The Gradient Boosting Regressor has the lowest MSE, making it the best-performing model among the ones we evaluated.

### Hyper parameter tuning

let's focus on hyperparameter tuning for the best-performing model, which is the Gradient Boosting Regressor

* n_estimators: The number of boosting stages to be run.
* learning_rate: Determines the contribution of each tree to the final prediction.
* max_depth: The maximum depth of the individual regression estimators.
* min_samples_split: The minimum number of samples required to split an internal node.
* min_samples_leaf: The minimum number of samples required to be at a leaf node.

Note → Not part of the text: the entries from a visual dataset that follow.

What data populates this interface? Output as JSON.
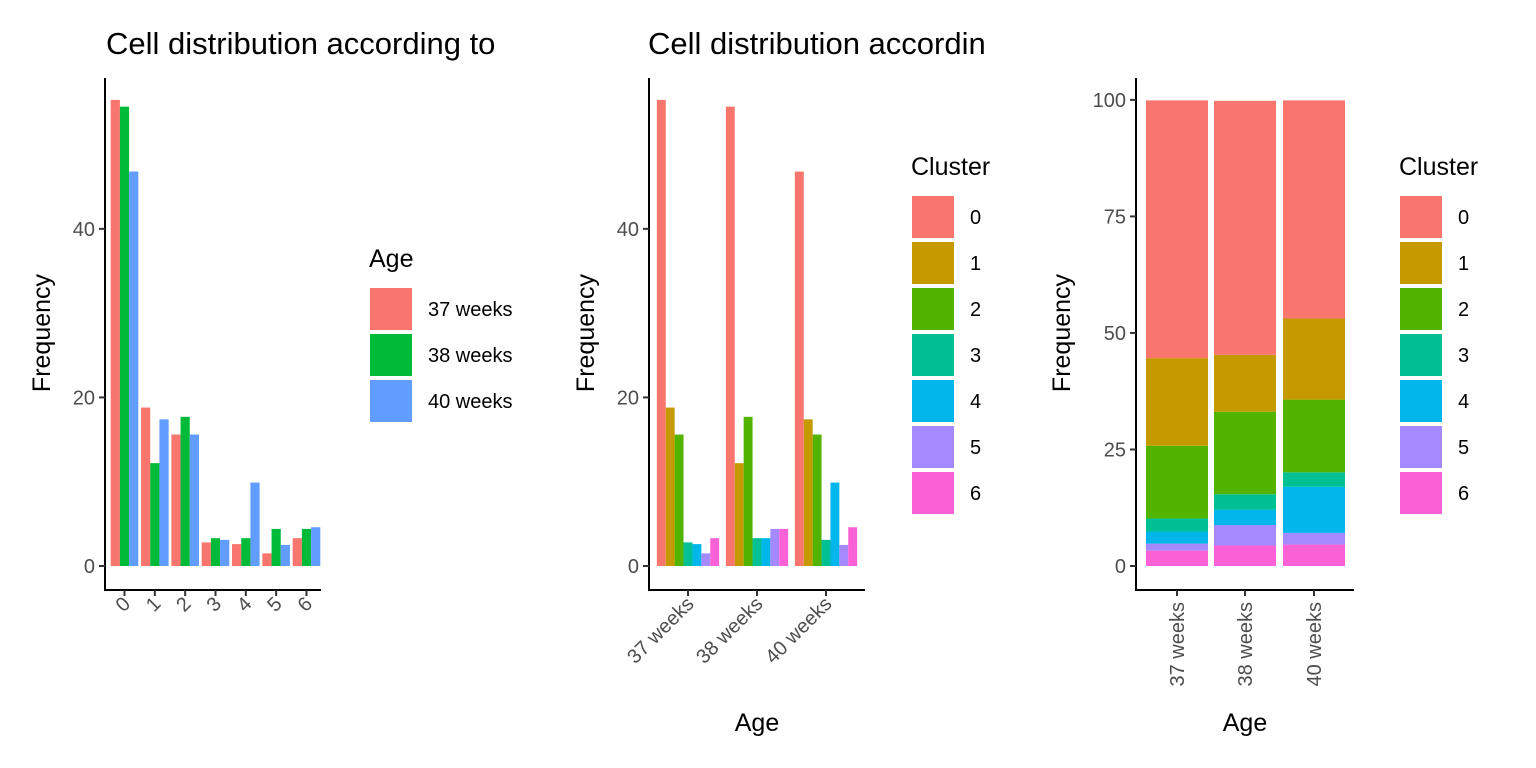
{
  "colors": {
    "age": [
      "#F8766D",
      "#00BA38",
      "#619CFF"
    ],
    "cluster": [
      "#F8766D",
      "#C49A00",
      "#53B400",
      "#00C094",
      "#00B6EB",
      "#A58AFF",
      "#FB61D7"
    ]
  },
  "chart_data": [
    {
      "type": "bar",
      "title": "Cell distribution according to",
      "xlabel": "",
      "ylabel": "Frequency",
      "categories": [
        "0",
        "1",
        "2",
        "3",
        "4",
        "5",
        "6"
      ],
      "yticks": [
        0,
        20,
        40
      ],
      "ylim": [
        0,
        57.9
      ],
      "legend_title": "Age",
      "legend_position": "right",
      "series": [
        {
          "name": "37 weeks",
          "values": [
            55.3,
            18.8,
            15.6,
            2.8,
            2.6,
            1.5,
            3.3
          ]
        },
        {
          "name": "38 weeks",
          "values": [
            54.5,
            12.2,
            17.7,
            3.3,
            3.3,
            4.4,
            4.4
          ]
        },
        {
          "name": "40 weeks",
          "values": [
            46.8,
            17.4,
            15.6,
            3.1,
            9.9,
            2.5,
            4.6
          ]
        }
      ]
    },
    {
      "type": "bar",
      "title": "Cell distribution accordin",
      "xlabel": "Age",
      "ylabel": "Frequency",
      "categories": [
        "37 weeks",
        "38 weeks",
        "40 weeks"
      ],
      "yticks": [
        0,
        20,
        40
      ],
      "ylim": [
        0,
        57.9
      ],
      "legend_title": "Cluster",
      "legend_position": "right",
      "series": [
        {
          "name": "0",
          "values": [
            55.3,
            54.5,
            46.8
          ]
        },
        {
          "name": "1",
          "values": [
            18.8,
            12.2,
            17.4
          ]
        },
        {
          "name": "2",
          "values": [
            15.6,
            17.7,
            15.6
          ]
        },
        {
          "name": "3",
          "values": [
            2.8,
            3.3,
            3.1
          ]
        },
        {
          "name": "4",
          "values": [
            2.6,
            3.3,
            9.9
          ]
        },
        {
          "name": "5",
          "values": [
            1.5,
            4.4,
            2.5
          ]
        },
        {
          "name": "6",
          "values": [
            3.3,
            4.4,
            4.6
          ]
        }
      ]
    },
    {
      "type": "bar",
      "stacked": true,
      "title": "",
      "xlabel": "Age",
      "ylabel": "Frequency",
      "categories": [
        "37 weeks",
        "38 weeks",
        "40 weeks"
      ],
      "yticks": [
        0,
        25,
        50,
        75,
        100
      ],
      "ylim": [
        0,
        104.7
      ],
      "legend_title": "Cluster",
      "legend_position": "right",
      "series": [
        {
          "name": "0",
          "values": [
            55.3,
            54.5,
            46.8
          ]
        },
        {
          "name": "1",
          "values": [
            18.8,
            12.2,
            17.4
          ]
        },
        {
          "name": "2",
          "values": [
            15.6,
            17.7,
            15.6
          ]
        },
        {
          "name": "3",
          "values": [
            2.8,
            3.3,
            3.1
          ]
        },
        {
          "name": "4",
          "values": [
            2.6,
            3.3,
            9.9
          ]
        },
        {
          "name": "5",
          "values": [
            1.5,
            4.4,
            2.5
          ]
        },
        {
          "name": "6",
          "values": [
            3.3,
            4.4,
            4.6
          ]
        }
      ]
    }
  ]
}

We will define a grid for these hyperparameters and perform a grid search to find the best combination.

In [None]:
# Define the hyperparameter grid for Gradient Boosting Regressor
param_grid = {
    'n_estimators': [50, 100, 150],
    'learning_rate': [0.01, 0.05, 0.1],
    'max_depth': [3, 4, 5],
    'min_samples_split': [2, 4],
    'min_samples_leaf': [1, 2]
}

# Create a GridSearchCV object for Gradient Boosting Regressor
grid_search = GridSearchCV(GradientBoostingRegressor(random_state=42), param_grid, cv=5, scoring='neg_mean_squared_error', n_jobs=-1)

# Fit the model
grid_search.fit(X_train_scaled, y_train)

# Get the best parameters and the corresponding score
best_params = grid_search.best_params_
best_score = -grid_search.best_score_

best_params, best_score